Хаджи Рахим подошел к ослу, снял свой мешок, перекинул через плечо и, не оглядываясь, направился дальше к Гурганджу, выкрикивая во весь голос призыв дервишей:
— Я-гу-у! Я-хак! Ля илляхи илля-гу-у! [27]
Глава пятая
ЗАВЕТНАЯ КАЛИТКА
«Все осталось таким же, как много лет назад, — думал Хаджи Рахим, прислонившись к высокому глиняному забору пустынного переулка Гурганджа. — Те же домики с плоскими крышами среди абрикосовых и тутовых деревьев, так же на бирюзовом небе вьются стаями белые голуби, а еще выше над ними с жалобным стоном медленно кружат бурые коршуны… Так же над забором свесились белые ветви цветущей акации, и под ними притаилась та же маленькая заветная калитка. На ее серых выветренных досках еще заметны круги искусно вырезанного узора. Когда-то из этой калитки выходила девушка в розовой одежде и оранжевом покрывале. Где она? Что с ней стало?»
Калитка открылась, и вышла девушка-подросток в длинной розовой одежде с шафрановым покрывалом. В руке она держала лопату. Слегка выдающиеся скулы и чуть скошенные глаза, покрой одежды и узел шафранного платка сказали бы знающему, что эта девушка из тюркского племени. Напевая песенку, она расчистила отводную канавку в свой сад, и вода повернула в пробитое отверстие под глиняным забором.

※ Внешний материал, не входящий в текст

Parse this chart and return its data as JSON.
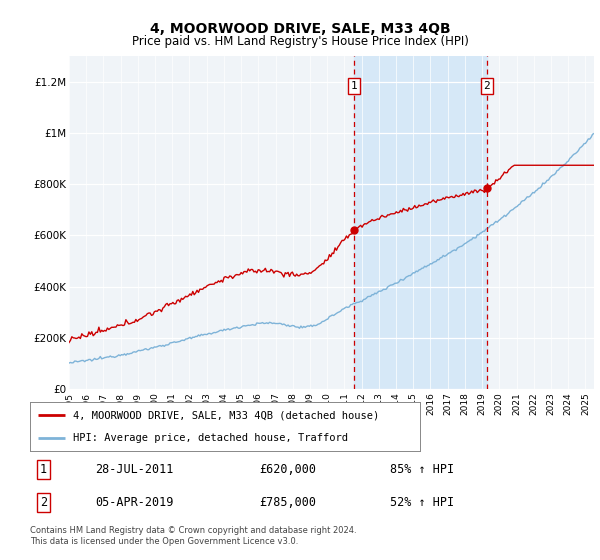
{
  "title": "4, MOORWOOD DRIVE, SALE, M33 4QB",
  "subtitle": "Price paid vs. HM Land Registry's House Price Index (HPI)",
  "legend_line1": "4, MOORWOOD DRIVE, SALE, M33 4QB (detached house)",
  "legend_line2": "HPI: Average price, detached house, Trafford",
  "sale1_label": "1",
  "sale1_date": "28-JUL-2011",
  "sale1_price": "£620,000",
  "sale1_hpi": "85% ↑ HPI",
  "sale1_year": 2011.57,
  "sale1_value": 620000,
  "sale2_label": "2",
  "sale2_date": "05-APR-2019",
  "sale2_price": "£785,000",
  "sale2_hpi": "52% ↑ HPI",
  "sale2_year": 2019.27,
  "sale2_value": 785000,
  "footer": "Contains HM Land Registry data © Crown copyright and database right 2024.\nThis data is licensed under the Open Government Licence v3.0.",
  "hpi_color": "#7eb3d8",
  "price_color": "#cc0000",
  "marker_color": "#cc0000",
  "dashed_color": "#cc0000",
  "shade_color": "#d6e8f7",
  "bg_color": "#f0f4f8",
  "ylim": [
    0,
    1300000
  ],
  "xlim_start": 1995,
  "xlim_end": 2025.5,
  "yticks": [
    0,
    200000,
    400000,
    600000,
    800000,
    1000000,
    1200000
  ],
  "ytick_labels": [
    "£0",
    "£200K",
    "£400K",
    "£600K",
    "£800K",
    "£1M",
    "£1.2M"
  ]
}
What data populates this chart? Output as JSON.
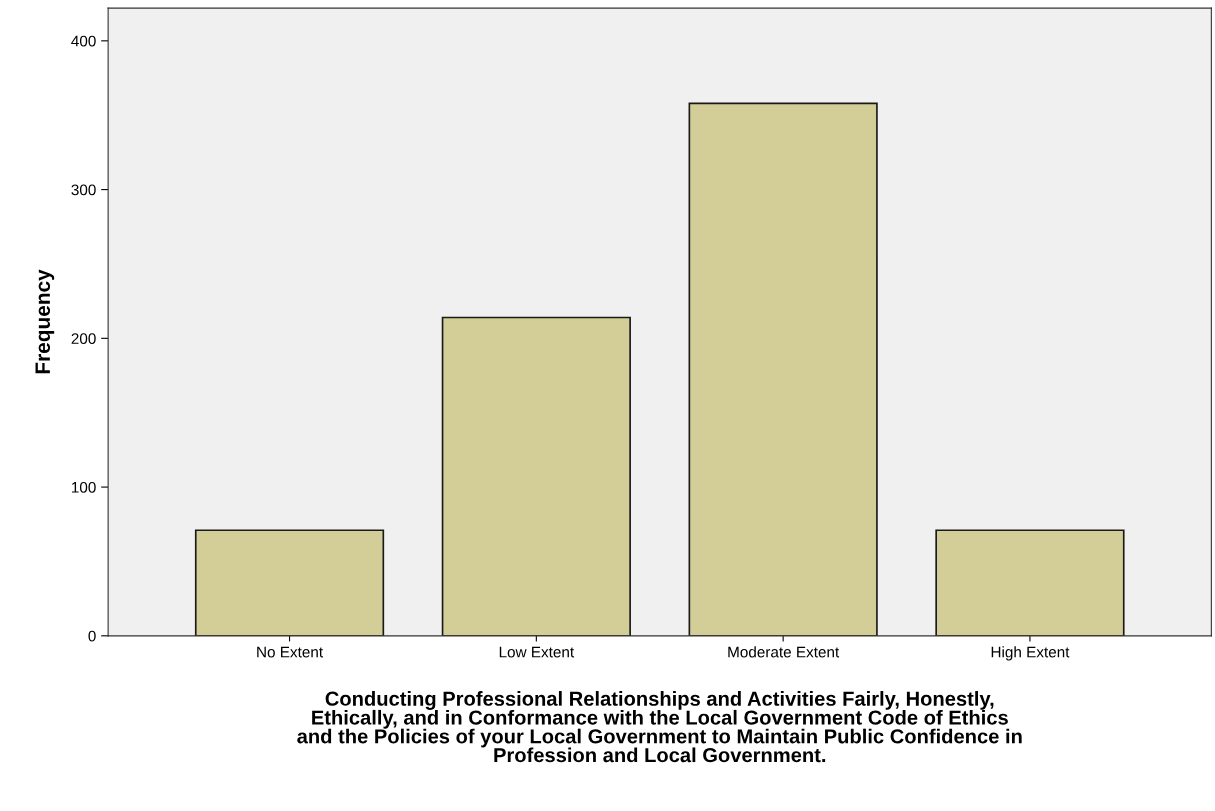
{
  "chart_data": {
    "type": "bar",
    "xlabel": "Conducting Professional Relationships and Activities Fairly, Honestly,\nEthically, and in Conformance with the Local Government Code of Ethics\nand the Policies of your Local Government to Maintain Public Confidence in\nProfession and Local Government.",
    "ylabel": "Frequency",
    "categories": [
      "No Extent",
      "Low Extent",
      "Moderate Extent",
      "High Extent"
    ],
    "values": [
      71,
      214,
      358,
      71
    ],
    "color": "#d3ce97",
    "ylim": [
      0,
      422
    ],
    "yticks": [
      0,
      100,
      200,
      300,
      400
    ],
    "grid": false
  }
}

Вдруг девушка быстро выпрямилась и, прикрывая глаза узкой смуглой рукой, посмотрела в конец улицы.
Там кто-то пел высоким переливчатым голосом:
Наступит ночь, из глаз уходит сон,Любуюсь до зари на звездный небосклон,И если молодой луны увижу рог,Я вспоминаю серп ее бровей.То не судьба ль моя? Не мой ли рок?Загадку разгадать хочу грядущих дней…
В глубине переулка показался молодой всадник в темно-зеленом чекмене, [28]туго стянутом пестрым поясом. Сдвинув на правую бровь баранью шапку, он медленно ехал на плясавшем караковом жеребце. Всадник хлестнул коня и с места бросился вскачь. Поравнявшись с девушкой, он разом осадил коня.
Девушка бросила лопату и вбежала во двор, захлопнув калитку. Всадник передвинул шапку на затылок и медленно поехал дальше по переулку.
Калитка приоткрылась, и девушка выглянула. Робко посмотрев по сторонам, она подняла лопату и снова скрылась.
Бородатый, почерневший от зноя дервиш, в остроконечном колпаке с белой повязкой хаджи и в разноцветном плаще, громко, как слепой, ударяя длинным посохом, перешел дорогу. Оглянувшись, он осторожно снял лоскут розовой материи, зацепившийся за калитку, и спрятал за пазуху.